Dr. Mark Reeves (Host) Surgical Oncologist A team of researchers at Loma Linda University Health have been investigating lifestyle and health for nearly 60 years in what’s known as the Adventist Health Studies. What they found is those who eat a vegetarian diet have a lower risk for chronic diseases, which ultimately translates into longer, healthier living.
Dr. Michael Orlich Assistant Professor of Preventive Medicine In our study, the vegetarians compared to the non-vegetarians do have a lower risk of chronic disease, a lower risk of high blood pressure, lower risk of high cholesterol, a lower risk of diabetes and are less obese and a lower risk of dying from heart disease ultimately."
Dr.
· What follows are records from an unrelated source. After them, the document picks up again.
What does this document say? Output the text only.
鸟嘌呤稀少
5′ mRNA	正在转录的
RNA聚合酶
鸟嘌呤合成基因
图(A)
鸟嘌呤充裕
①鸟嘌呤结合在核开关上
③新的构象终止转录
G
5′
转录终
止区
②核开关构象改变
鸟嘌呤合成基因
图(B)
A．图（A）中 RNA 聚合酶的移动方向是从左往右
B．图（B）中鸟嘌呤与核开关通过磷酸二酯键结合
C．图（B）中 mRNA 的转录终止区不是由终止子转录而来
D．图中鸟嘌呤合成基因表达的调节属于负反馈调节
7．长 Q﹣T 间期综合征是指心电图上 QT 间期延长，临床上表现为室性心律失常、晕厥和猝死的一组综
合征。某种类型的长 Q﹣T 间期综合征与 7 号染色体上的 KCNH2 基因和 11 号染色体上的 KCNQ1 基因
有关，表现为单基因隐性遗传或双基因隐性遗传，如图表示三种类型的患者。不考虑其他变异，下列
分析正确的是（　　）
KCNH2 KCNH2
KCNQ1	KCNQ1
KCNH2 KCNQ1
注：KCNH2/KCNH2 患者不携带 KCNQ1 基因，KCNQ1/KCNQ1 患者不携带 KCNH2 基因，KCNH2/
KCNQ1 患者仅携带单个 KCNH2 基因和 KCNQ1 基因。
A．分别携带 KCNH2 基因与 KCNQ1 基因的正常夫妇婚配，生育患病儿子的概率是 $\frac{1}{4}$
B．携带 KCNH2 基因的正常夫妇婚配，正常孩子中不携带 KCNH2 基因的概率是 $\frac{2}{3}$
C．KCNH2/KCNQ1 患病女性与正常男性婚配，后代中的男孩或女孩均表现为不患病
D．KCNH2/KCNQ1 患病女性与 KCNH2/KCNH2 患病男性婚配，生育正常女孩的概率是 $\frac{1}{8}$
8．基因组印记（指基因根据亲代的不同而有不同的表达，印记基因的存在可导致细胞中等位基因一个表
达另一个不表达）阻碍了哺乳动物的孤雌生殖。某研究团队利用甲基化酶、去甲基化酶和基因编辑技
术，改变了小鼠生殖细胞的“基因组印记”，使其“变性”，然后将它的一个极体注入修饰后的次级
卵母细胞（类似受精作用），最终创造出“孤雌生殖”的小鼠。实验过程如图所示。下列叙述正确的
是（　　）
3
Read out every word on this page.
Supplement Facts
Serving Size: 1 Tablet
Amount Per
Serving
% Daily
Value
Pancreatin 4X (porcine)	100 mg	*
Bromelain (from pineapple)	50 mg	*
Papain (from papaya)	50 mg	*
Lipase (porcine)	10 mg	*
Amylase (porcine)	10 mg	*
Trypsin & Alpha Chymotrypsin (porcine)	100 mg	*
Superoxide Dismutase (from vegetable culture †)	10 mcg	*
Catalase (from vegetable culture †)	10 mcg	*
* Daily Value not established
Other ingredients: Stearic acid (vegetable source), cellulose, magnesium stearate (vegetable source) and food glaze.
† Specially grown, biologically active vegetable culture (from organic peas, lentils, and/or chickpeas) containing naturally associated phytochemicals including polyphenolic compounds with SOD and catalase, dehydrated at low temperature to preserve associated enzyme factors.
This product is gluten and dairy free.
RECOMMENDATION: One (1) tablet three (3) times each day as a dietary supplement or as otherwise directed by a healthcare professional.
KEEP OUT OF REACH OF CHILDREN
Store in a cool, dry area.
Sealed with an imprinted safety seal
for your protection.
Mark Reeves (Host) The researchers recently discovered that vegetarians are 22 percent less likely to develop colorectal cancers—the second leading cause of cancer death in the United States.
Patricia Kelikani (Host) So how can you start eating a vegetarian diet and experience the lifestyle benefits? If giving up meat entirely is too much, why not reconsider how often you eat meat? For example, try eating only fish, or eat other meats only once a week to experience similar health benefits associated with a vegetarian lifestyle. The second tip is to eat fewer refined foods like sugar, desserts, snack foods and fast food meals.
Dr. Mark Reeves (Host) Instead we should eat more whole grains and natural foods like fruits, vegetables, legumes and nuts.
Dr. Michael Orlich The closer you get to some kind of natural state, growing your own garden, shopping at a local farmer's market. That can be very helpful.
Dr. Mark Reeves (Host) If you commit to following these tips, you can enjoy the benefits of lowering your risk for chronic disease and living 6 to 9 years longer.
Patricia Kelikani (Host) There’s your tip for the day on how you can live healthier, longer.
All health and health-related information contained in this program is general in nature and should not be used as a substitute for a visit with a health care professional. Viewers should consult their health care providers concerning any medical condition or treatment.